A multidão de feridos na Grande Guerra modificou profundamente as práticas médicas, criando até uma especialidade, a cirurgia facial, mas o tratamento dado aos traumas ainda é uma pendência da medicina de guerra, 100 anos depois, segundo a historiadora Sophie Delaporte.

A historiadora estudou por 25 anos o que aconteceu a esses soldados que voltaram do front com os rostos desfigurados, ampliando seu estudo à medicina e psiquiatria de guerra e outros conflitos.

“A Grande Guerra transforma as práticas pela violência do campo de batalha, a gravidade de seu alcance e o grande número de feridos”, diz. Calcula-se que, na França, tenham sido registrados 3 milhões de feridos, um número considerável em relação à população do momento (39 milhões).

Desde o início, os médicos compreenderam que teriam que intervir o mais próximo possível do campo de batalha. “Mais que levar os feridos para um cirurgião, o que poderia levar várias semanas, é o cirurgião que vai para o front”. Jovens cirurgiões operavam de 10 a 15 km da linha de frente em ambulâncias cirúrgicas.

“Anteriormente, não se operava em tempos de guerra os feridos no abdômen, porque se considerava que não havia tempo para isso. Se amputavam sistematicamente os membros afetados sem parar a gangrena”, lembra. Pouco a pouco, se foi optando pela conservação dos membros afetados, utilizando o antisséptico Dakin em muitos ferimentos para evitar infecções.

Os primeiros mutilados no rosto, como Albert Jugon, encontrado no campo de batalha com “a metade do corpo e da garganta arrancados, uma parte da língua arrancada, o maxilar quebrado, o olho direito destroçado”, permaneciam nesse estado durante vários meses antes de serem operados, o que levava a terríveis consequências: ossos e tecidos se solidificavam de qualquer maneira, impedindo a alimentação e a fala.

– Início da cirurgia estética –

“A maior rapidez na hora de atender [os feridos] deu uma reviravolta na situação”, junto com as inovações técnicas, como utilizar pedaços de pele extraídos do crânio para preencher os “buracos” do rosto, como fez Léon Dufourmentel.

Os americanos foram particularmente ativos na França durante a Grande Guerra. Mesmo antes de entrarem no conflito, em 1917, instalaram em Paris a “Ambulância Americana” no instituto Pasteur, no norte da cidade, antecessor do Hospital Americano, para acolher feridos franceses e britânicos.

Varaztad Kazanjian, um armênio que escapou dos massacres na Turquia, naturalizado americano e especialista em aparelhos ortodônticos, criou um serviço em Camiers (norte da França) para operar os soldados com os “rostos quebrados”. Entre os britânicos, o médico Harold Gillies deu passos gigantescos pela cirurgia facial.

Mas essas ferramentas “caíram no dia seguinte da Grande Guerra” na França. Somente Dufourmentel e Maurice Virenque continuaram praticando o que na atualidade se chama cirurgia estética. Foi preciso esperar até a Segunda Guerra Mundial para que reaparecesse uma disciplina de cirurgia maxilo-facial.

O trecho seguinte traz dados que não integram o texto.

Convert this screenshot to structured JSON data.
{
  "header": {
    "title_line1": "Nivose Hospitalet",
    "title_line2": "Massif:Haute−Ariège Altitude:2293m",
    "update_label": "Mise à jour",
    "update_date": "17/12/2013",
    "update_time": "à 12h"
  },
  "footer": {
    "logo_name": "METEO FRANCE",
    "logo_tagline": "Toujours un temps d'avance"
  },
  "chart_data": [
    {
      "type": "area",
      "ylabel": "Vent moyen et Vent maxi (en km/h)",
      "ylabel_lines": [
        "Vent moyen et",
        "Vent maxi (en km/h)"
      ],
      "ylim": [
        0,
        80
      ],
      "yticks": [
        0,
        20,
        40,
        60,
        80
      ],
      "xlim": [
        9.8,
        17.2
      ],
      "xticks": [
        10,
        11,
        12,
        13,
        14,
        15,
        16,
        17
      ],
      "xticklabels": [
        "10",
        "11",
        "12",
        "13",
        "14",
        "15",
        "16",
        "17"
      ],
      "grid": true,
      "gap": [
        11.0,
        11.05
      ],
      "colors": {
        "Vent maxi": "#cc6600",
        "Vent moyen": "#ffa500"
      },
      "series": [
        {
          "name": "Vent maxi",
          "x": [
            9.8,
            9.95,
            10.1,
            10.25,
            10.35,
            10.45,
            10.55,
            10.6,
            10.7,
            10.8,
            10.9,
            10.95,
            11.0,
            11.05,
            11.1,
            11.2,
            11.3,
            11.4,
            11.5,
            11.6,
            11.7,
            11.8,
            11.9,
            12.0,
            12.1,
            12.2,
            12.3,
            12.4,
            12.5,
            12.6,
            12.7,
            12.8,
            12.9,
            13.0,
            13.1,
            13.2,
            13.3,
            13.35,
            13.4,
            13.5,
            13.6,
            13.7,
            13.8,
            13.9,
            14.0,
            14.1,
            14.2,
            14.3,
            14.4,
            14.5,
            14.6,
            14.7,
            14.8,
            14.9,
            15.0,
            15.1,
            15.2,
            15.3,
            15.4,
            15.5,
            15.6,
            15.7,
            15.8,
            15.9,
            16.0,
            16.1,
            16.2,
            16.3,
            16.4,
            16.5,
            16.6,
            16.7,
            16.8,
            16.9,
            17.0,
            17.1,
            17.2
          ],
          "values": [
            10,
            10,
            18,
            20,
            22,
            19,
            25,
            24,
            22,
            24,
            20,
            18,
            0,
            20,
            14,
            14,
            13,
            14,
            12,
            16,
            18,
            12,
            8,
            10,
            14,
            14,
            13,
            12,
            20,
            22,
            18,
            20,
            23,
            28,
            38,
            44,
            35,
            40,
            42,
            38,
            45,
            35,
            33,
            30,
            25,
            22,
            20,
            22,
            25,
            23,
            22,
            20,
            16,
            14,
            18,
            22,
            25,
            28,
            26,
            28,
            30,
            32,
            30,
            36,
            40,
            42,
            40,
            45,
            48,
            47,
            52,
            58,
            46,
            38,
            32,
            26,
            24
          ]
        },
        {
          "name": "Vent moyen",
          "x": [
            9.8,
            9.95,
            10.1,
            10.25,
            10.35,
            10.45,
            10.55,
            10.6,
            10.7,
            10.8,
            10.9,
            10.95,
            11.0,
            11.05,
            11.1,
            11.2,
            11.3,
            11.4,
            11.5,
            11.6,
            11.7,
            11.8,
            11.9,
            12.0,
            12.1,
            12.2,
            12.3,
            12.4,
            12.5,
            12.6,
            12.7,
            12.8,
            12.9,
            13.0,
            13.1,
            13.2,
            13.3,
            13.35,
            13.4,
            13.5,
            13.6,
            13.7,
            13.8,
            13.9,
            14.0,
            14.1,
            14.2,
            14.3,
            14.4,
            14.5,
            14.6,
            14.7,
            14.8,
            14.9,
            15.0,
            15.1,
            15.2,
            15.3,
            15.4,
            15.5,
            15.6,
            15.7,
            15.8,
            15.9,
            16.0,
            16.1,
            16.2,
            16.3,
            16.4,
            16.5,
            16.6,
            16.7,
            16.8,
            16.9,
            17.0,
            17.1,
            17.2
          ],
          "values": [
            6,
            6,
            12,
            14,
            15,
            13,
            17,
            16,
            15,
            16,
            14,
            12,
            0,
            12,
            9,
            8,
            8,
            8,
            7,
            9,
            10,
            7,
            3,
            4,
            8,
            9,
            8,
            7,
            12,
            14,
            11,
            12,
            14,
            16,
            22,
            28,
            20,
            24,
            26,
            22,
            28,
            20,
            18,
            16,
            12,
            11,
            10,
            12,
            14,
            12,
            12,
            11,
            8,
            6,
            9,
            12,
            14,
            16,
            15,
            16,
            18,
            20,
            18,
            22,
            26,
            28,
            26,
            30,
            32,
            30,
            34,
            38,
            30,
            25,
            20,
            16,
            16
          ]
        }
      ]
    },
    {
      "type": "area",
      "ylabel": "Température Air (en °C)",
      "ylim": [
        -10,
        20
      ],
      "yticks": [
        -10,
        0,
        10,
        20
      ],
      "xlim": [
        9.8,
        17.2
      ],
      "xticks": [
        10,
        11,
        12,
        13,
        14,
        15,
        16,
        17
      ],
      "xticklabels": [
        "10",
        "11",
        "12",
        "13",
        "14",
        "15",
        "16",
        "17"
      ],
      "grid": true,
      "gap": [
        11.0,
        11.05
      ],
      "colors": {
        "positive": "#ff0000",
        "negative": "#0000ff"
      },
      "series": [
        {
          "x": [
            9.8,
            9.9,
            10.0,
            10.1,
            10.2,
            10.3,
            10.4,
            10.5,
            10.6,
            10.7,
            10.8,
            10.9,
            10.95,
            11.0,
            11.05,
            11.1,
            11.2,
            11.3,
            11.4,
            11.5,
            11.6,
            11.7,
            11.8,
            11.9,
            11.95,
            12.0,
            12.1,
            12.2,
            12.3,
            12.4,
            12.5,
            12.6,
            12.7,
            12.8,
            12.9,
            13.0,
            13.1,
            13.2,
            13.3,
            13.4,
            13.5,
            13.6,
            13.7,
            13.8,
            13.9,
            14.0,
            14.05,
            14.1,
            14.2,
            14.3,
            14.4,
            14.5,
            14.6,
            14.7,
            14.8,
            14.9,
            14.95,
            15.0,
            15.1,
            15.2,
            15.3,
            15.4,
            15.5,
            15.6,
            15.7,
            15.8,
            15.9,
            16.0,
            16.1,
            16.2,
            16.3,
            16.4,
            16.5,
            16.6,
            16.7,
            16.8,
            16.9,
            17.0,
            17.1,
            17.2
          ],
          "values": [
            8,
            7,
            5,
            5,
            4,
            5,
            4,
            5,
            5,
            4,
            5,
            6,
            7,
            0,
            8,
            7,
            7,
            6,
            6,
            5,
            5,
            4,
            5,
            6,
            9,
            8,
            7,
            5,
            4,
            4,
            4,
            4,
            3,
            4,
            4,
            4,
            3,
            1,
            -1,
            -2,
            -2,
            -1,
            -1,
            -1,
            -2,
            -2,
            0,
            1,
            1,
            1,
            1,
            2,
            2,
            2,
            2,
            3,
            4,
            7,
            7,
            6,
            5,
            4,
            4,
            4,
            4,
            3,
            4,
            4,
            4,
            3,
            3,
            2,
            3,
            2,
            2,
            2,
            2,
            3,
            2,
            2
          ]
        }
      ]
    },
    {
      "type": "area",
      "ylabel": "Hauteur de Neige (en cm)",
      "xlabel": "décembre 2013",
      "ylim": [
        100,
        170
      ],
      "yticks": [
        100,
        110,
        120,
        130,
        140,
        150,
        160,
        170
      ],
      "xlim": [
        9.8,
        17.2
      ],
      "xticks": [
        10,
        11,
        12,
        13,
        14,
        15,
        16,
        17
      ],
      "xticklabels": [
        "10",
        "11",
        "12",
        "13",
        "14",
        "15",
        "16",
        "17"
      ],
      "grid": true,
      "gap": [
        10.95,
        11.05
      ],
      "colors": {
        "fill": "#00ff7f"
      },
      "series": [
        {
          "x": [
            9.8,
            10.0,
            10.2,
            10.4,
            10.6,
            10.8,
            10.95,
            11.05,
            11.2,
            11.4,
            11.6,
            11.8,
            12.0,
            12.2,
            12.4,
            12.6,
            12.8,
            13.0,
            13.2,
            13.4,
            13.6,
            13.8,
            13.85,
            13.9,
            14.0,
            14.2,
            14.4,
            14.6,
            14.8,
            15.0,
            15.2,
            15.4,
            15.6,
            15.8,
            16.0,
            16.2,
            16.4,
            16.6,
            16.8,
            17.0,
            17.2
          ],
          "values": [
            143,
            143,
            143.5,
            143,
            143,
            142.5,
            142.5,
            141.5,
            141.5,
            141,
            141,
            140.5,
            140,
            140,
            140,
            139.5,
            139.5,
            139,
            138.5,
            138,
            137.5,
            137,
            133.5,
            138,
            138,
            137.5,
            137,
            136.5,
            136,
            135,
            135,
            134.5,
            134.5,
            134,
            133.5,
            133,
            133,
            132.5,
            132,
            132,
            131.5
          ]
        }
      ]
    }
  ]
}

Se cura o corpo, mas e a alma? A “carnificina” de 1914-1918 deixou um grande número de feridos traumatizados na volta do front. “Se encontravam soldados em posição fetal no campo de batalha, e quando se levantavam, não conseguiam ficar retos e diziam que sofriam muito”, diz Sophie Delaporte. Esses homens de costas curvadas levavam gravado em seus corpos o terror do conflito.

Eram curados com grande brutalidade, sendo obrigados a usar coletes de gesso ou ferro, quando não eram submetidos a choques elétricos.

– Sequelas psíquicas –

“A compreensão chega após a guerra, com um texto de Freud de 1919 que traz a ideia de que esses transtornos estão vinculados ao confronto com a morte”.

Os americanos reconhecem as sequelas psíquicas desde a Primeira Guerra Mundial, com estudos epidemiológicos de Thomas Salmon em 1919 e 1924, mas a gestão desses casos teve que esperar até depois da Guerra do Vietnã.

Os soldados americanos foram os primeiros a serem informados sobre a Síndrome Pós-Traumática antes de sua partida e também de se beneficiar com uma fase de descompressão antes do retorno.

O exército francês também colocou realizou fases de descompressão no Chipre mas, segundo a historiadora, “a psiquiatria militar continua sendo o irmão pobre da medicina e da cirurgia”.

Paradoxalmente, “a solidão do combatente que volta é hoje maior, pois naquele momento eram muitos que voltavam com os rostos quebrados e eram tratados como heróis, enquanto hoje o soldado está muito isolado da sociedade civil”, diz.